Eggmaster e-mailed me a NYT story on kids whose growing bodies aren’t quite ready for the demands of competitive sports.
When Violet was little (like 3-4), we resisted organized sports for her. She didn’t show any interest, we didn’t think organized sports were age-appropriate, and we didn’t want to take up any more family time with activities.
Victoria was born when Violet was 4, so I wasn’t about to add games and practices to the schedule. Then came Kindergarten, and a host of family issues I won’t write about now, but one of them includes a fire in our kitchen that forced us to move out of the house during repairs. (9 weeks with no kitchen!!). Violet tried dance, but soon decided that she wanted to have one day (Saturday) that didn’t involve getting up and running out the door.
Then came 1st grade, when life became a mess of meetings with the school, driving to two schools, homework (!), and my own work and massive volunteer commitment. Games and practices again didn’t seem important.
Then came homeschool, and since then Violet has done horseback riding, golf, ice skating, and fencing — so far ice skating and golf are the ones she wants to stick with — and Victoria has tried ice skating and dance (both going strong). The key for success with these activities is in part having them during the “schoolday,” as even the girls, with their loosey-goosey schedules, sense the disruption to the evenings or weekends.
So far, however, no team sports.
I’m thinking of having Victoria do a soccer camp this summer. She’ll be five, and I think she’ll really like it. I’ve had some time to learn about the options and I think we can find an appropriate choice.
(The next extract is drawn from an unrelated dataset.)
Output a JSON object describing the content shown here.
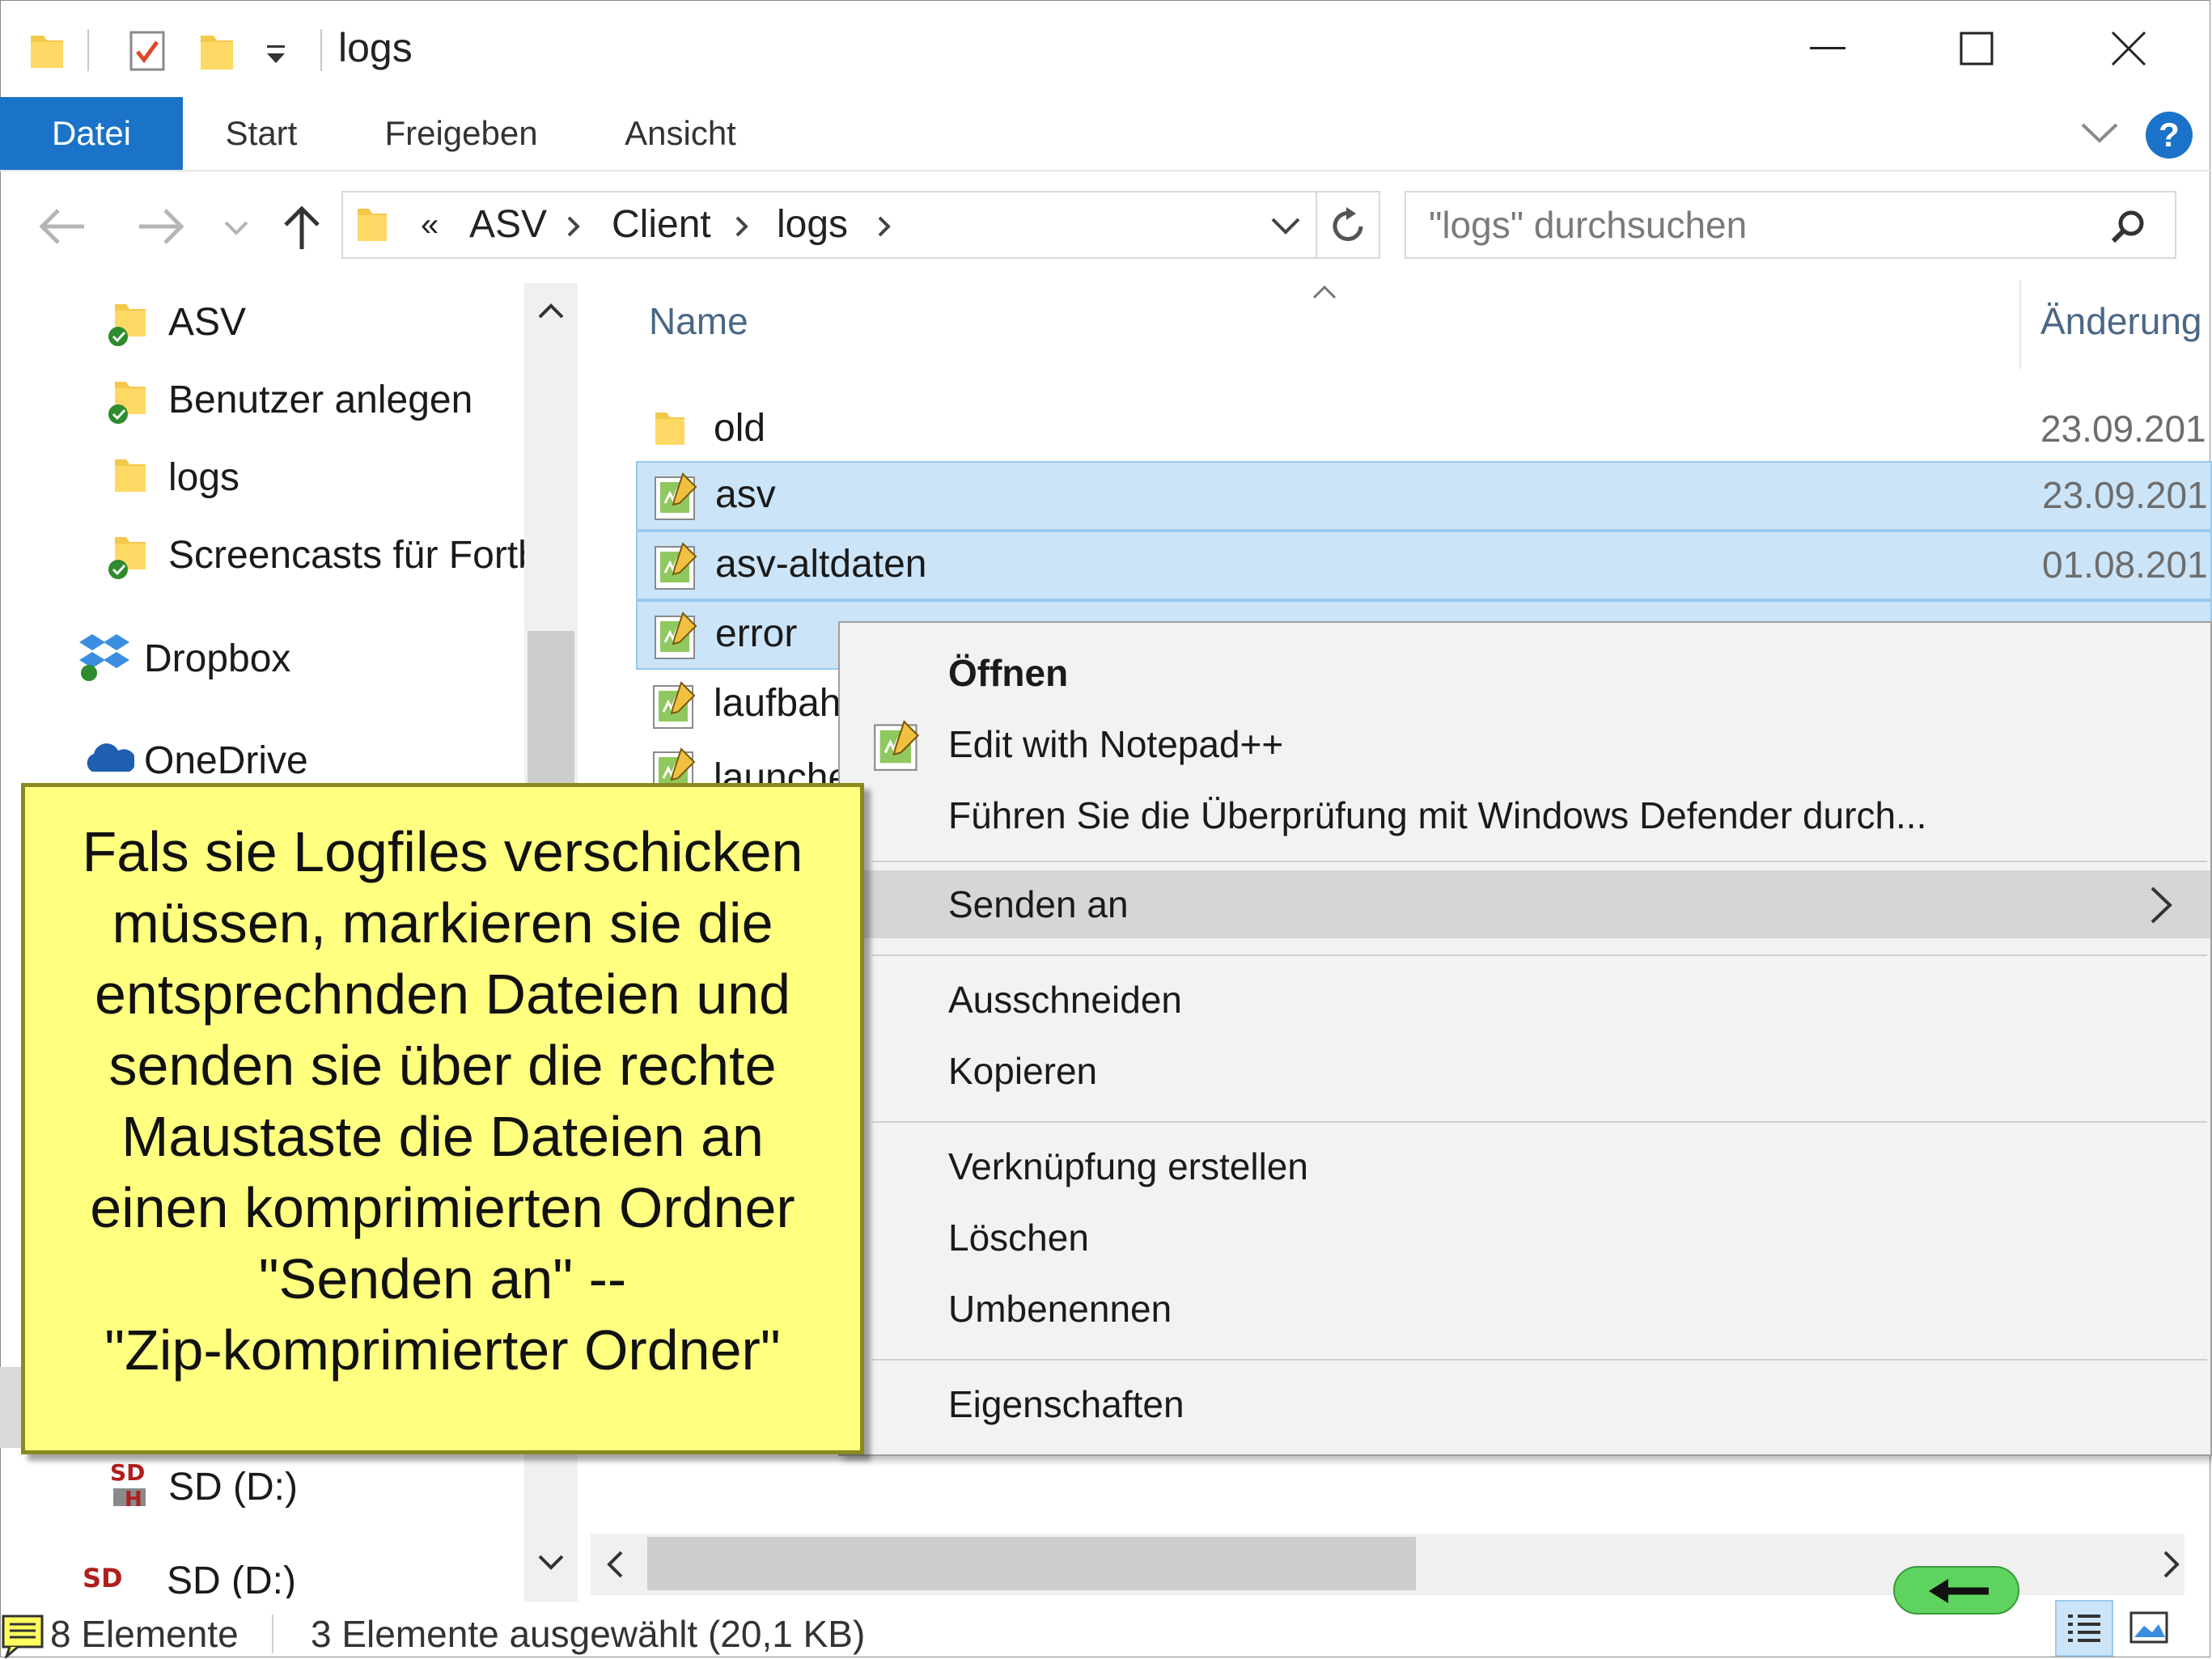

With Violet — as always! — I worry that I’ve blown it. She’ll be turning 9 soon, and there are precious few beginning 9 year olds in things like soccer and softball. I’m also just plain not willing to put in the time — 2-3 nights a week. I confess, I put in the time for the play, but that was for a passion and talent of hers, in a setting that I knew to be very homeschool-friendly, very focused on nuturing the talents of each individual child.
We’re not a sports family — neither of us watch sports of any kind on TV. I enjoy things like skating, dancing, and hiking, but team things . . . I was a softball pitcher back in the day, and the pressure was so intense, and my self-consciousness so unnaturally extreme, that even now I wince a bit to think of it.
I should confess I have a special little bitterness reserved for sports culture, which is so often set in competition with a culture I happen to love, that is, academics. It bugs me that from Kindergarten to college, athletic achievement is celebrated, even worshiped, while . . . do I even have to spell this out? It bugs me that kids with unusual athletic talent can “accelerate” in their fields while academic acceleration is in practice, regardless of what a school may say, fought tooth and nail. It bugs me that parents feel free to talk about their kids’ athletic activities, but not about their academic successes. There’s a little irrational part of me that sees sports culture as the enemy.
Still, I think this may be the summer of sports for us, as an experiment with something new. (And though summer is far away, now is the time that summer camps and schedules start to fill!) I know there are many homeschool families for whom sports are very important, especially if sports are a special talent area for one or more children. I don’t think we’re ever going to be one of those families–especially not after reading articles like the one above!–but I do want my kids to have the chance to enjoy some of the benefits of sports, if they want to. And so long as my schedule isn’t too disrupted.